Like all screens, this one doesn't outperform all the time. In fact, it may underform badly in the short to mid term.

For example, year to date performance:

AAII Piotroski High F-Score Screen: -35%
S&P 500: -7%

http://www.aaii.com/stock-screens/screendata/Piotroski

You need a strong understanding of how the score works. Without such understanding, you won't have the conviction to ride up and downs.


----------



## Xoron (Jun 22, 2010)

GoldStone said:


> Like all screens, this one doesn't outperform all the time. In fact, it may underform badly in the short to mid term.


100% agree. Most strategies will fail for short time frames, but can outperform over the longer term. Provided you can stick with it.


----------



## Rusty O'Toole (Feb 1, 2012)

It seems the F score finds some gems but finds a lot of duds too so the job is to pick out the good ones? Or do they all outperform eventually, so you add to the klunkers as the go down, knowing they will come back?

How do you use it, what other criteria do you use, and what are your results so far? For those who have bought stocks using this method.


----------



## Rusty O'Toole (Feb 1, 2012)

In his paper he suggests buying the high scorers and shorting the low scorers. In a year like this one perhaps the shorts would out perform the longs and give a better overall result?


----------



## Xoron (Jun 22, 2010)

Rusty O'Toole said:


> How do you use it, what other criteria do you use, and what are your results so far? For those who have bought stocks using this method.

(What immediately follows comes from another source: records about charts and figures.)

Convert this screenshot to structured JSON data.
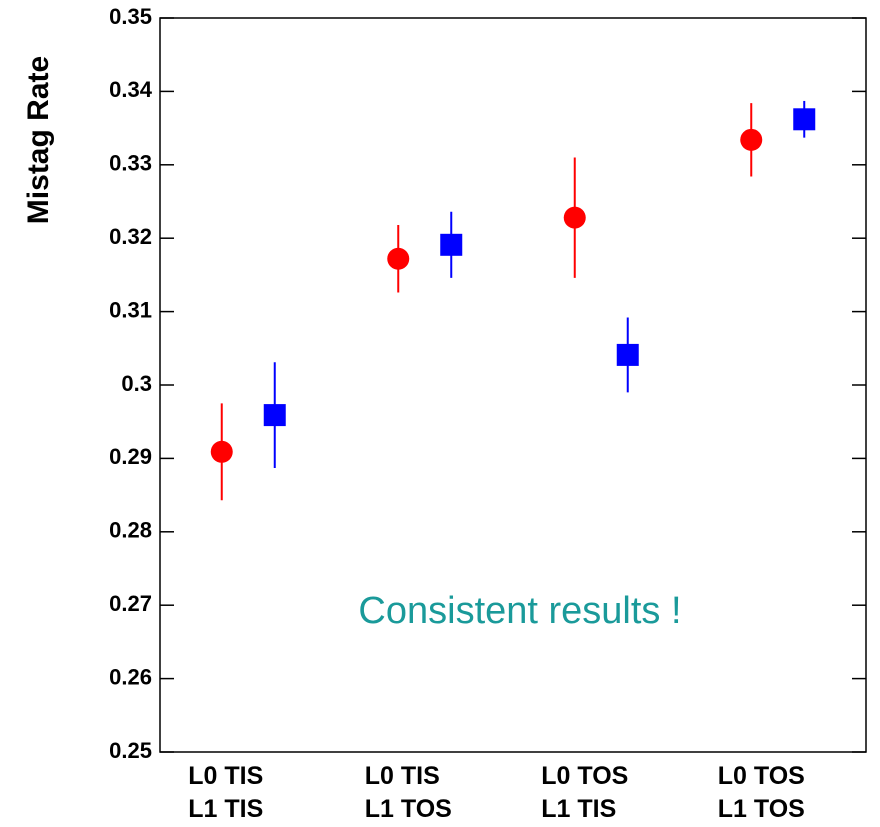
{
  "chart_data": {
    "type": "scatter",
    "y_label": "Mistag Rate",
    "annotation": "Consistent results !",
    "categories": [
      "L0 TIS\nL1 TIS",
      "L0 TIS\nL1 TOS",
      "L0 TOS\nL1 TIS",
      "L0 TOS\nL1 TOS"
    ],
    "series": [
      {
        "color": "#ff0000",
        "marker": "circle",
        "values": [
          0.2909,
          0.3172,
          0.3228,
          0.3334
        ],
        "errors": [
          0.0066,
          0.0046,
          0.0082,
          0.005
        ]
      },
      {
        "color": "#0000ff",
        "marker": "square",
        "values": [
          0.2959,
          0.3191,
          0.3041,
          0.3362
        ],
        "errors": [
          0.0072,
          0.0045,
          0.0051,
          0.0025
        ]
      }
    ],
    "ylim": [
      0.25,
      0.35
    ],
    "yticks": [
      0.25,
      0.26,
      0.27,
      0.28,
      0.29,
      0.3,
      0.31,
      0.32,
      0.33,
      0.34,
      0.35
    ],
    "annotation_color": "#1a9a9a"
  }
}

My method is to look at all the 8 and 9 score stocks. Get the P/E, P/B, P/S, Div, Div P/O Ratio and Market Cap.

First I only look at stocks with market cap of 100M or more (for Canadian Stocks). Next, I throw away any that have high P/E (20+) High P/B and P/S (2-3+) and high Div P/O Ratio (+80%). 

The rest I look at and see what looks good. 

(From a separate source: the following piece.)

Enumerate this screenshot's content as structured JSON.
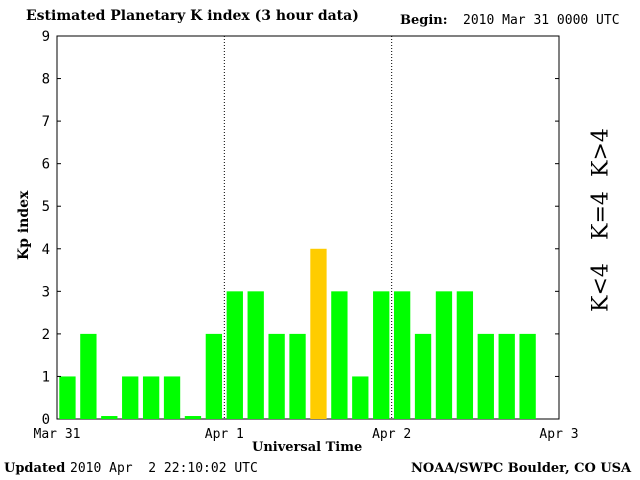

Every few weeks or so, I check the holdings I have and if they've fundamentally changed, consider selling or adding more (if they are still a 8 or 9)


----------



## leslie (May 25, 2009)

I read the orginal paper. IMO the most important take-away was that it was only the MEAN that outperformed. The MEDIAN stock underperformed. So ..
You cannot stock-pick and expect this to work.
You must rely on the large number of stocks in the tested portfolios to include the few stocks that are the big winners.


----------



## Xoron (Jun 22, 2010)

leslie said:


> I read the orginal paper. IMO the most important take-away was that it was only the MEAN that outperformed. The MEDIAN stock underperformed. So ..
> You cannot stock-pick and expect this to work.
> You must rely on the large number of stocks in the tested portfolios to include the few stocks that are the big winners.


Which = 7 in Canada by my calculations. Not much to choose from anyway.


----------



## CPA Candidate (Dec 15, 2013)

I like screens like this, but I think an investor has to open the hood on the companies a bit more. The assigning of points is binary but real life is a continuum. It's just a starting point.

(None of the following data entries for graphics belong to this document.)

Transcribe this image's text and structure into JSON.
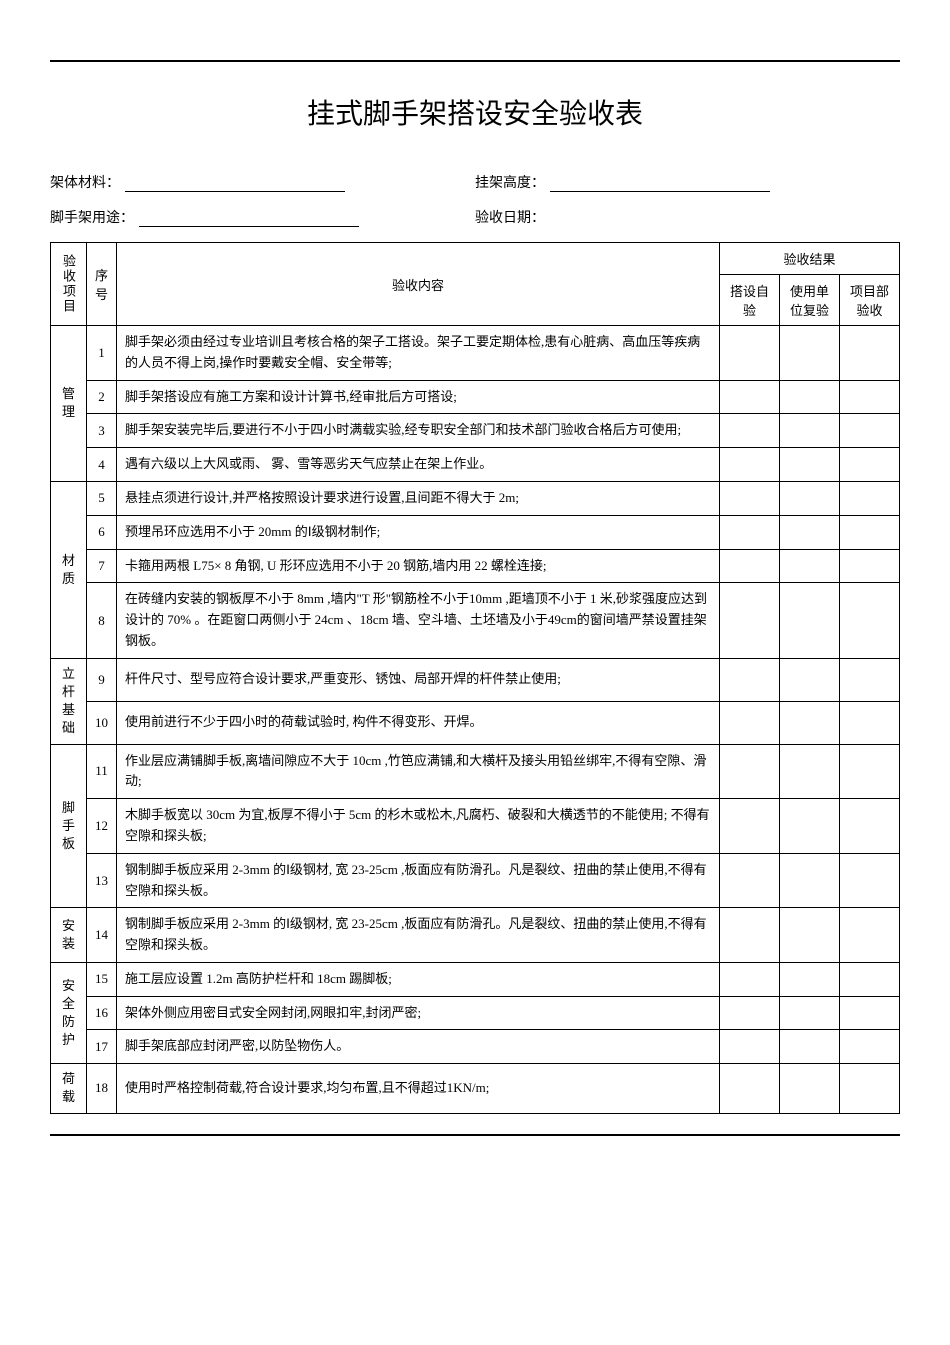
{
  "title": "挂式脚手架搭设安全验收表",
  "fields": {
    "material_label": "架体材料：",
    "height_label": "挂架高度：",
    "usage_label": "脚手架用途：",
    "date_label": "验收日期："
  },
  "headers": {
    "category": "验收项目",
    "num": "序号",
    "content": "验收内容",
    "result": "验收结果",
    "self_check": "搭设自验",
    "unit_check": "使用单位复验",
    "project_check": "项目部验收"
  },
  "categories": {
    "management": "管理",
    "material": "材质",
    "post_base": "立杆基础",
    "scaffold_board": "脚手板",
    "install": "安装",
    "safety": "安全防护",
    "load": "荷载"
  },
  "rows": [
    {
      "num": "1",
      "content": "脚手架必须由经过专业培训且考核合格的架子工搭设。架子工要定期体检,患有心脏病、高血压等疾病的人员不得上岗,操作时要戴安全帽、安全带等;"
    },
    {
      "num": "2",
      "content": "脚手架搭设应有施工方案和设计计算书,经审批后方可搭设;"
    },
    {
      "num": "3",
      "content": "脚手架安装完毕后,要进行不小于四小时满载实验,经专职安全部门和技术部门验收合格后方可使用;"
    },
    {
      "num": "4",
      "content": "遇有六级以上大风或雨、  雾、雪等恶劣天气应禁止在架上作业。"
    },
    {
      "num": "5",
      "content": "悬挂点须进行设计,并严格按照设计要求进行设置,且间距不得大于 2m;"
    },
    {
      "num": "6",
      "content": "预埋吊环应选用不小于   20mm 的Ⅰ级钢材制作;"
    },
    {
      "num": "7",
      "content": "卡箍用两根 L75× 8 角钢, U 形环应选用不小于   20 钢筋,墙内用 22 螺栓连接;"
    },
    {
      "num": "8",
      "content": "在砖缝内安装的钢板厚不小于    8mm ,墙内\"T 形\"钢筋栓不小于10mm ,距墙顶不小于  1 米,砂浆强度应达到设计的   70% 。在距窗口两侧小于 24cm 、18cm 墙、空斗墙、土坯墙及小于49cm的窗间墙严禁设置挂架钢板。"
    },
    {
      "num": "9",
      "content": "杆件尺寸、型号应符合设计要求,严重变形、锈蚀、局部开焊的杆件禁止使用;"
    },
    {
      "num": "10",
      "content": "使用前进行不少于四小时的荷载试验时,    构件不得变形、开焊。"
    },
    {
      "num": "11",
      "content": "作业层应满铺脚手板,离墙间隙应不大于     10cm ,竹笆应满铺,和大横杆及接头用铅丝绑牢,不得有空隙、滑动;"
    },
    {
      "num": "12",
      "content": "木脚手板宽以 30cm 为宜,板厚不得小于  5cm 的杉木或松木,凡腐朽、破裂和大横透节的不能使用; 不得有空隙和探头板;"
    },
    {
      "num": "13",
      "content": "钢制脚手板应采用  2-3mm 的Ⅰ级钢材, 宽 23-25cm ,板面应有防滑孔。凡是裂纹、扭曲的禁止使用,不得有空隙和探头板。"
    },
    {
      "num": "14",
      "content": "钢制脚手板应采用  2-3mm 的Ⅰ级钢材, 宽 23-25cm ,板面应有防滑孔。凡是裂纹、扭曲的禁止使用,不得有空隙和探头板。"
    },
    {
      "num": "15",
      "content": "施工层应设置  1.2m 高防护栏杆和  18cm 踢脚板;"
    },
    {
      "num": "16",
      "content": "架体外侧应用密目式安全网封闭,网眼扣牢,封闭严密;"
    },
    {
      "num": "17",
      "content": "脚手架底部应封闭严密,以防坠物伤人。"
    },
    {
      "num": "18",
      "content": "使用时严格控制荷载,符合设计要求,均匀布置,且不得超过1KN/m;"
    }
  ]
}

For instance, HNL, a stock I regrettably own is a 7. They have done terribly over the past year and will probably cut their dividend soon.


----------



## Rusty O'Toole (Feb 1, 2012)

Xoron I follow your reasoning except for the dividend thing. Is this because you don't need the dividend income, and feel it will slow growth to pay out big dividends?

This whole discussion is very interesting. Is it possible to invest objectively and leave out the emotion and guesswork? What about using technical tools to pick buy and sell points?


----------



## Xoron (Jun 22, 2010)

Rusty O'Toole said:


> Xoron I follow your reasoning except for the dividend thing. Is this because you don't need the dividend income, and feel it will slow growth to pay out big dividends?
> 
> This whole discussion is very interesting. Is it possible to invest objectively and leave out the emotion and guesswork? What about using technical tools to pick buy and sell points?



RE: Divs.

I don't require a div. BUT if it pays one and the div payout is +80%, there is always a chance of it being cut. Causing a downward stock price. I only omit the < 80% when there has been a special dividend payed out in the last 12 months, as it counts towards the P/O ratio.


----------



## Rusty O'Toole (Feb 1, 2012)

This brings up another question. According to Warren Buffet in value investing falling prices should not be a cause for concern. He says you need to be able to face a 50% drop in price and see it only as a good buying opportunity. I suppose this must be because you have confidence that the company will not go out of business and must eventually come back, and go on to new heights.

I don't see how you can know this unless you are an insider working for the company and know its day to day business intimately.


----------



## Xoron (Jun 22, 2010)

Rusty O'Toole said:


> This brings up another question. According to Warren Buffet in value investing falling prices should not be a cause for concern. He says you need to be able to face a 50% drop in price and see it only as a good buying opportunity. I suppose this must be because you have confidence that the company will not go out of business and must eventually come back, and go on to new heights.
> 
> I don't see how you can know this unless you are an insider working for the company and know its day to day business intimately.


 Companies with a Current Ratio of 2-3 and quick ratio of 0.9-1.5 are good candidates in those situations. They have the cash/short term inventory to weather a small downturn. So two other pieces of info to consider when evaluating beat down stocks.

I guess I use the F-Score list more as a list of "candidate" value stocks with good performance. I certainly don't (and can't) buy all the stocks in the F-Score universe. The trading fees and turn over would kill me and the average retail investor.


----------